On Thursday, Patric Houston Southern, 33, Cache, pleaded guilty in Comanche County District Court to a felony count of domestic abuse assault and battery — second and subsequent.
District Judge Scott D. Meaders followed the State’s recommendation and sentenced Southern to four years with the Department of Corrections with two years to serve in prison and two years suspended followed by two years of supervised probation. He will also have to attend 52 weeks of domestic abuse batterer’s classes, to include anger management, as well as undergo a drug and alcohol evaluation within 60 days of release and follow the recommendations.

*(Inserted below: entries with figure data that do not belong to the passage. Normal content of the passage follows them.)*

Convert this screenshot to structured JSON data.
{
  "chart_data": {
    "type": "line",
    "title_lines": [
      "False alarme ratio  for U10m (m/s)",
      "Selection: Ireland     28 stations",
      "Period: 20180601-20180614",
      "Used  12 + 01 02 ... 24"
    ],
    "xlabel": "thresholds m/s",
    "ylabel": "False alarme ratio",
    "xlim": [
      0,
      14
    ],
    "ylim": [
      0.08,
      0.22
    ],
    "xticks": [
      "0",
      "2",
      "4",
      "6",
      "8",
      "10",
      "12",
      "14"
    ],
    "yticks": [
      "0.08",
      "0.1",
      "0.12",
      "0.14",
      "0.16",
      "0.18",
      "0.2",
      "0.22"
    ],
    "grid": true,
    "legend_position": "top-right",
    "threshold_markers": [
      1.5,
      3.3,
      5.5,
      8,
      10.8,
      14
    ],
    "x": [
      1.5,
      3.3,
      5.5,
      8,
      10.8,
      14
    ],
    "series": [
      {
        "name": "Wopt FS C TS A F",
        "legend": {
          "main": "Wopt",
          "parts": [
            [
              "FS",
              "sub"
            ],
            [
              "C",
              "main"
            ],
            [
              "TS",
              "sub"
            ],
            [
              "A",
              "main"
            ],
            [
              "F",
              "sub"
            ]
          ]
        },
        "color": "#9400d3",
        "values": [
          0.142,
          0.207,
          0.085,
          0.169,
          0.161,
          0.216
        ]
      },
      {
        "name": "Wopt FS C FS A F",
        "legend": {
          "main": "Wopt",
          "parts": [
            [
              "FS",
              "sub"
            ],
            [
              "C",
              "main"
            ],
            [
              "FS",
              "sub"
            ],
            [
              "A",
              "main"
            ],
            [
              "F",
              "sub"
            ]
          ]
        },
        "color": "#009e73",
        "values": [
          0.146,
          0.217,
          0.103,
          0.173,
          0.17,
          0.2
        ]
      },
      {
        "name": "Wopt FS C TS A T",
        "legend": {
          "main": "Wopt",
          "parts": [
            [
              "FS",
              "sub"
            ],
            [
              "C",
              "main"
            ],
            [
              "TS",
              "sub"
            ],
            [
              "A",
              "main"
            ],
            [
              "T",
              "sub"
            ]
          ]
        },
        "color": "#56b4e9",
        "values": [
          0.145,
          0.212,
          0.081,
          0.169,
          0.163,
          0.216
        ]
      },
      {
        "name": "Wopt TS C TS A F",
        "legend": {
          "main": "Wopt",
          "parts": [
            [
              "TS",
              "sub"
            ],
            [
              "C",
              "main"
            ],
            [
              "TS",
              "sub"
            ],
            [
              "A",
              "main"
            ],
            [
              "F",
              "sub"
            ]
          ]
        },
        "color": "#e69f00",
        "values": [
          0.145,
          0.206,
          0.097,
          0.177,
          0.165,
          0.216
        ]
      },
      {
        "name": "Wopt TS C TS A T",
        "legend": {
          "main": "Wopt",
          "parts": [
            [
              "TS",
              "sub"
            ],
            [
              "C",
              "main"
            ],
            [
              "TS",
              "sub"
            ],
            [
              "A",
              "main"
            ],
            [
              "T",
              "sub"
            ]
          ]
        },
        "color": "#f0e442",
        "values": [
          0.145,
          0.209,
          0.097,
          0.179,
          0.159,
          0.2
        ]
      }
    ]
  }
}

Southern admitted guilt in the violent assault of his then-girlfriend on Jan. 28, 2023, at their home at 900 West E in Cache. Police described him as greeting them aggressively with his hair in his face, smelling strongly of alcohol and with his fists clenched while trying to keep them from coming inside, according to the probable cause affidavit.
The girlfriend told police Southern had punched holes in the door leading to the bedroom and had pressed a blanket into her throat, cutting off her breathing, the affidavit states. Her cheeks were red and she had burn marks on her chest and she said Southern tried to put a cigarette out on her cheek before the cherry had fallen onto her chest.
While throwing things around the home, Southern was heard by neighbors to be threatening to kill the woman, according to the affidavit.
It’s not Southern’s first time behind bars for abusing his partner.
Southern has a 2017 felony charge filed in Comanche County for domestic abuse. In making a guilty plea in July 2021 received a misdemeanor count and a one-year suspended sentence, records indicate. He also underwent 52 weeks of domestic violence classes.
In that case, the girlfriend, who had given birth shortly before the assault, had to be hospitalized for an extended period of time. It’s a fact the girlfriend from the latest case knew about from Southern’s friends and family, according to her victim’s impact statement. She said he’d learned from his classes “how to hide things better.”
The woman said she’d met Southern when she was 20 and in the first week of dating him, a friend who’d known Southern most of his life told of the prior assault. She wrote that he’d convinced her it didn’t happen, that he couldn’t have done it.
“The State failed that woman, and I refuse to let it happen again,” she wrote.
But then the first time Southern put his hands on her, she said she forgave him. The second time was two weeks later: “After that, I stopped counting,” she wrote. Neighbors hearing and seeing the acts of domestic violence led to police being called and forced them out of their first apartment, she said. It led to them living in a camper on his parents’ property. There was emotional abuse as well, she said.
“It took me almost three years to leave this situation,” she wrote. “And I am lucky to be alive because of it.”
After bonding out of jail for the latest case, Southern went into the Oklahoma Adult and Teen Challenge program. Executive Director Loren Shreffler wrote in a letter to the court that “he excelled at every level.” While in the program, she said, he traveled the state with the drug awareness team and spoke to youth and families about the dangers of addiction. She said he emerged as a leader and had become a mentor to students and interns.
In her victim’s impact statement, the girlfriend acknowledged Southern’s sobriety and attempts to better himself. She wrote that doesn’t mean he’s “fixed” and doesn’t excuse or forgive the wrong doings. She warned that if he doesn’t have consequences, she would not be his “last victim.”
“I’m coming forward to be the voice of thee women who no longer have one,” she concluded. “For the ones stuck in situations similar. For the ones who won’t know it’s too late to leave until it’s just that, too late.”